Elle réclame en conséquence réparation du préjudice résultant de la perte pour l'avenir des revenus tirés de la vente des produits de la société Leipa, le paiement des commissions dues pendant la durée de préavis non exécuté et le paiement des commissions dues sur les commandes passées postérieurement à la cessation des relations.

Les sociétés Leipa répliquent que la société ACE n'a pas respecté son obligation essentielle d'information en participant à la constitution d'un groupe concurrent. Elles lui font également grief d'avoir manqué à son obligation de loyauté essentielle au mandat d'intérêt commun par application de l'article L. 134-4 du Code de commerce ; elles soutiennent enfin que la société ACE a commis une faute en ne demandant pas l'accord du mandant pour transférer le contrat d'agent commercial. Elles estiment en conséquence que ces fautes graves privent l'appelante de toute indemnité de préavis et de rupture.

La société Leipa GmbH soutient, en premier lieu, qu'en ne présentant pas son éventuel successeur, de surcroît concurrent, à son approbation, la société ACE (absorbée par la société Alembal) a commis une faute grave, exonératoire de toute indemnité réparatrice ou de préavis, ce que conteste cette dernière.

Conformément à l'article L. 134-13 3° du Code de commerce, l'agent commercial ne peut céder à un tiers les droits et obligations qu'il détient en vertu du contrat d'agence qu'avec l'accord du mandant.

Aussi, en cédant le 22 décembre 2011, 100 % de ses titres à la société BBA Emballages, puis le 20 septembre 2012 à la société Alembal, la société ACE n'a pas cédé ses droits et obligations résultant du contrat d'agent commercial, puisque au moment de la rupture du 29 mai 2012 la société ACE avait toujours la qualité d'agent commercial et était encore titulaire du contrat d'agence commerciale.

La mise en location-gérance de la société ACE, puis sa fusion avec la société Alembal et enfin sa radiation du registre du commerce sont postérieures à la rupture du contrat d'agence commerciale.

Dés lors, en l'absence de transmission du contrat d'agence commerciale le premier moyen soulevé par l'appelante est inopérant.

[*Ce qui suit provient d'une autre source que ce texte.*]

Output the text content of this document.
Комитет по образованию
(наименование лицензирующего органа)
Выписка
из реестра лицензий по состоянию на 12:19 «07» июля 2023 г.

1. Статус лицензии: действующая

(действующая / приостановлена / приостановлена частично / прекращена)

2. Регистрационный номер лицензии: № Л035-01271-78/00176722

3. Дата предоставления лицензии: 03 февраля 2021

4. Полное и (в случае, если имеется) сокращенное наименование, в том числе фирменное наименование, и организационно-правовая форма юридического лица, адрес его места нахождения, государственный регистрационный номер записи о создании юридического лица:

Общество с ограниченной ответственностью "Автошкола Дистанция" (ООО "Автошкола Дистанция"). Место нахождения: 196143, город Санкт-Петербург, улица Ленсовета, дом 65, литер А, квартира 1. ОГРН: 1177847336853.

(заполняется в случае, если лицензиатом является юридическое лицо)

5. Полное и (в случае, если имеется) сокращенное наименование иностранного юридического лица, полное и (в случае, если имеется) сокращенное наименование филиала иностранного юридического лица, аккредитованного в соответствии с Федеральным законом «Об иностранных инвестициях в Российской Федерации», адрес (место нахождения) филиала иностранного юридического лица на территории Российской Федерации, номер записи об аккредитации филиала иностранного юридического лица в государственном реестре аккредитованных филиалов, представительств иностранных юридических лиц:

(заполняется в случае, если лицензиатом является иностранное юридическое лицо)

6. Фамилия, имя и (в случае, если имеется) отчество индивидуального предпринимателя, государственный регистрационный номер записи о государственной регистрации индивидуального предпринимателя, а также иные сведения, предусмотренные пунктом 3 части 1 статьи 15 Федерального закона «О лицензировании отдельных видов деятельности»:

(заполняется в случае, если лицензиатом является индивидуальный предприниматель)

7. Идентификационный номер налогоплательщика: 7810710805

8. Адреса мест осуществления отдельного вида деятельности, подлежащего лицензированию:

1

La société Leipa GmbH reproche, en deuxième lieu, à la société Alembal une violation de son obligation essentielle d'information, niée par cette dernière.

Aux termes de l'article L. 134-4 du Code de commerce : "Les contrats intervenus entre les agents commerciaux et leurs mandants sont conclus dans l'intérêt commun des parties. Les rapports entre l'agent commercial et le mandant sont régis par une obligation de loyauté et un devoir réciproque d'information".

Or il ressort de la lettre du 5 mars 2012 (pièce 3 des intimées) adressée par la société ACE à la société Leipa GmbH que cette dernière n'a été informée du rachat à 100 % des titres de la première le 21 décembre 2011 par une société BBA Emballages décrite dans ce courrier comme la " spécialiste nationale dans les fournitures et matériaux d'emballage ", que trois mois plus tard. Au demeurant, celle-ci dans une correspondance du 6 mars 2012 envoyée à la société Leipa Gbmh (pièce 5 des intimées) reconnaît les insuffisances de cette présentation de changement de direction, le retard dans l'information donnée, et, s'excuse de son manque de considération envers elle.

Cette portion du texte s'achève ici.